Marriage of Vaughn (2018) 29 Cal.App.5th 451:
Chapter 7 Debt Discharges Under Federal Law Do NOT Necessarily Include Reimbursement Claims That Exist Within a California Divorce, as Between the Spouses Themselves
I have a case that has been pending since 2012 - I came into it in 2016 - where my client, the H (a brave California fire-fighter Captain), was forced to file a Chapter 13 bankruptcy to repay approximately $250,000 in marital debt over 60 months (payments of $2,500 each and every month from his paycheck), after his former spouse filed a Chapter 7 proceeding once she filed the divorce proceeding, and so discharged her own financial responsibilities to the marital creditors, as between she and them. Under the federal bankruptcy laws as they appeared to exist prior to Marriage of Vaughn, certified for publication in November 2018, the W's bankruptcy discharge also extinguished any obligation on her part to repay any of what my client has and will be forced to pay under the term of his Chapter 13 plan.

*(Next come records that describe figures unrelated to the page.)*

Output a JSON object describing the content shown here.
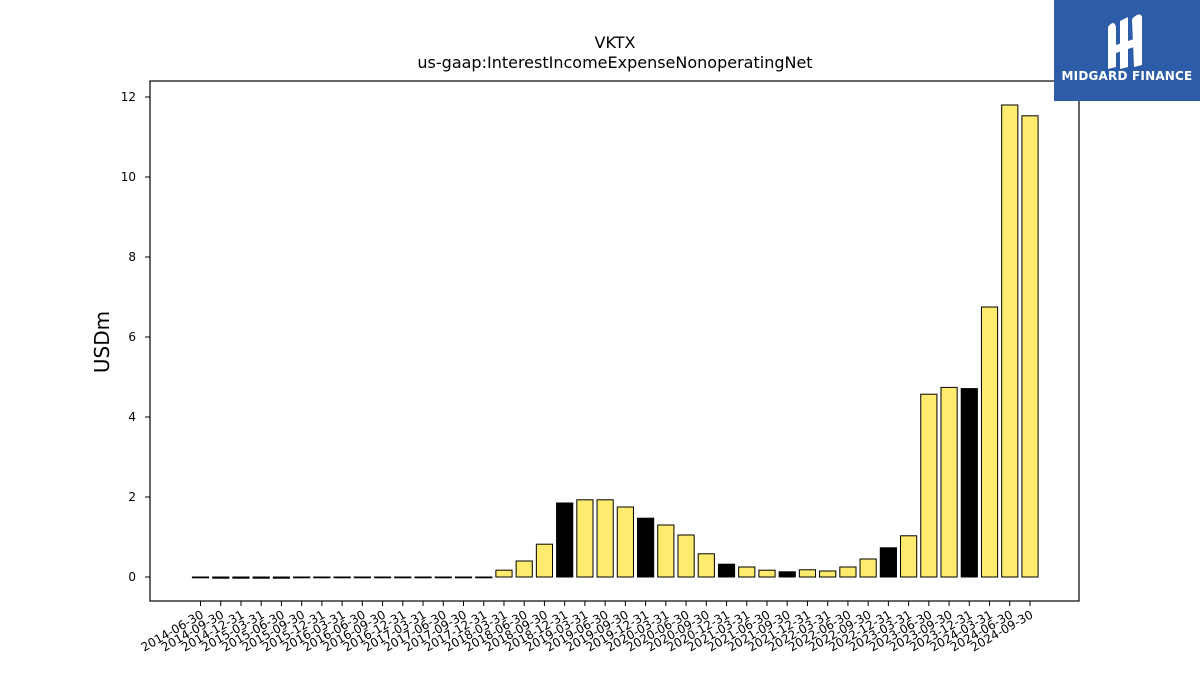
{
  "chart_data": {
    "type": "bar",
    "title": "VKTX",
    "subtitle": "us-gaap:InterestIncomeExpenseNonoperatingNet",
    "xlabel": "",
    "ylabel": "USDm",
    "ylim": [
      -0.6,
      12.4
    ],
    "yticks": [
      0,
      2,
      4,
      6,
      8,
      10,
      12
    ],
    "grid": false,
    "colors": {
      "positive_fill": "#ffec6e",
      "highlight_fill": "#000000",
      "edge": "#000000"
    },
    "categories": [
      "2014-06-30",
      "2014-09-30",
      "2014-12-31",
      "2015-03-31",
      "2015-06-30",
      "2015-09-30",
      "2015-12-31",
      "2016-03-31",
      "2016-06-30",
      "2016-09-30",
      "2016-12-31",
      "2017-03-31",
      "2017-06-30",
      "2017-09-30",
      "2017-12-31",
      "2018-03-31",
      "2018-06-30",
      "2018-09-30",
      "2018-12-31",
      "2019-03-31",
      "2019-06-30",
      "2019-09-30",
      "2019-12-31",
      "2020-03-31",
      "2020-06-30",
      "2020-09-30",
      "2020-12-31",
      "2021-03-31",
      "2021-06-30",
      "2021-09-30",
      "2021-12-31",
      "2022-03-31",
      "2022-06-30",
      "2022-09-30",
      "2022-12-31",
      "2023-03-31",
      "2023-06-30",
      "2023-09-30",
      "2023-12-31",
      "2024-03-31",
      "2024-06-30",
      "2024-09-30"
    ],
    "values": [
      0,
      -0.03,
      -0.03,
      -0.03,
      -0.03,
      0,
      0,
      0,
      0,
      0,
      0,
      0,
      0,
      0,
      0,
      0.17,
      0.4,
      0.82,
      1.85,
      1.93,
      1.93,
      1.75,
      1.47,
      1.3,
      1.05,
      0.58,
      0.32,
      0.25,
      0.17,
      0.13,
      0.18,
      0.15,
      0.25,
      0.45,
      0.73,
      1.03,
      4.57,
      4.74,
      4.71,
      6.75,
      11.8,
      11.53
    ],
    "highlight": [
      false,
      true,
      true,
      true,
      true,
      false,
      false,
      false,
      false,
      false,
      false,
      false,
      false,
      false,
      false,
      false,
      false,
      false,
      true,
      false,
      false,
      false,
      true,
      false,
      false,
      false,
      true,
      false,
      false,
      true,
      false,
      false,
      false,
      false,
      true,
      false,
      false,
      false,
      true,
      false,
      false,
      false
    ]
  },
  "logo": {
    "text": "MIDGARD FINANCE"
  }
}
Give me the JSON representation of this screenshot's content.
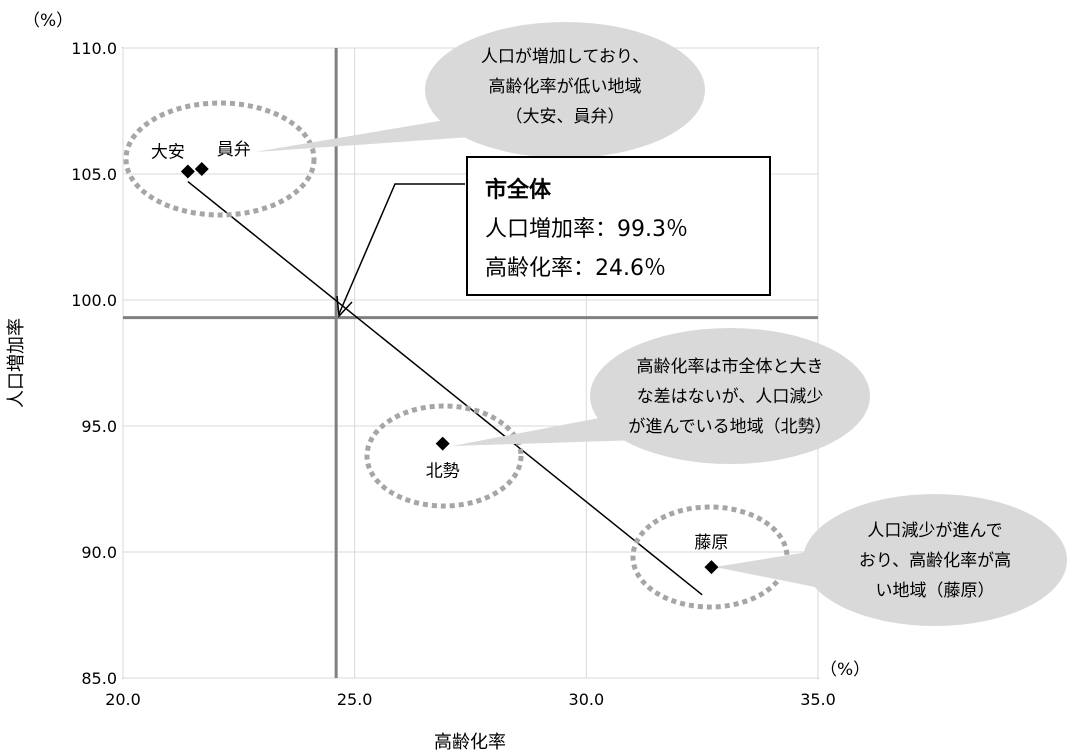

11 U.S.C. section 523 sets forth the superseding federal law on what debts are, or are not, dischargeable in bankruptcy. Most family law attorneys are thoroughly family with section 523(a)(5), which expressly exempts from discharge "a domestic support obligation" - i.e., spousal support, alimony, or child support. However, section 523(a)(15) also exempts from discharge an obligation "to a spouse, former spouse, or child of the debtor and not of the kind described in paragraph (5) that is incurred by the debtor in the course of a divorce or separation or in connection with a separation agreement, divorce decree or other order of a court of record, or a determination made in accordance with State or territorial law by a governmental unit;...."
Until Vaughn, a Bankruptcy Appellate Panel decision from the Ninth Circuit appeared to interpret section 523(a)(15) to prohibit CA family law courts from permitting Epstein or other post-separation reimbursements from being recoverable in a divorce from the other spouse, where the chapter 7 spouse received her discharge before the the finalization of the divorce proceedings. That case is In Re Heilman, 430 B.R. 213 (9th Cir. BAP 2010).
I had been facing an attorney for the W in this case, who claimed Heilman cut off my client's rights to recover his chapter 13 payments towards what was indisputably community property debt that he was forced to assume upon the W's Chapter 7 bankruptcy, for the simple reason that he was also on the hook to the marital creditors and his earnings exceeded $150,000/year (and so he was not eligible for his own Chapter 7 discharge). Heilman on its face seemed to support that position. Fortunately for my client, their case went into stasis, and we now have a new decision that makes it clear that spouses who discharge their obligations in bankruptcy to third parties still owe the other spouse who didn't manage to dodge the debt bullet.
In Vaughn, the CA trial court ruled that the H's bankruptcy discharge in Chapter 7 did not operate to obliterate his obligation to reimburse W, as between themselves, of joint debts that she suffered as a result of the marriage and the ensuing divorce proceedings. In affirming the trial court, the Justices ruled: "We accordingly hold that a debt is nondischargeable pursuant to section 523(a)(15) if the nature of the debt is such that its discharge would directly and adversely impact the finances of the debtor’s spouse or former spouse...." [Underline added].
So if you have a case involving a bankruptcy proceeding, filed before or during the divorce, you now have authority for the proposition that the bankruptcy discharge that applies to third parties, i.e., the creditors, does not apply as between the spouses to deny a financially injured spouse the right to be reimbursed.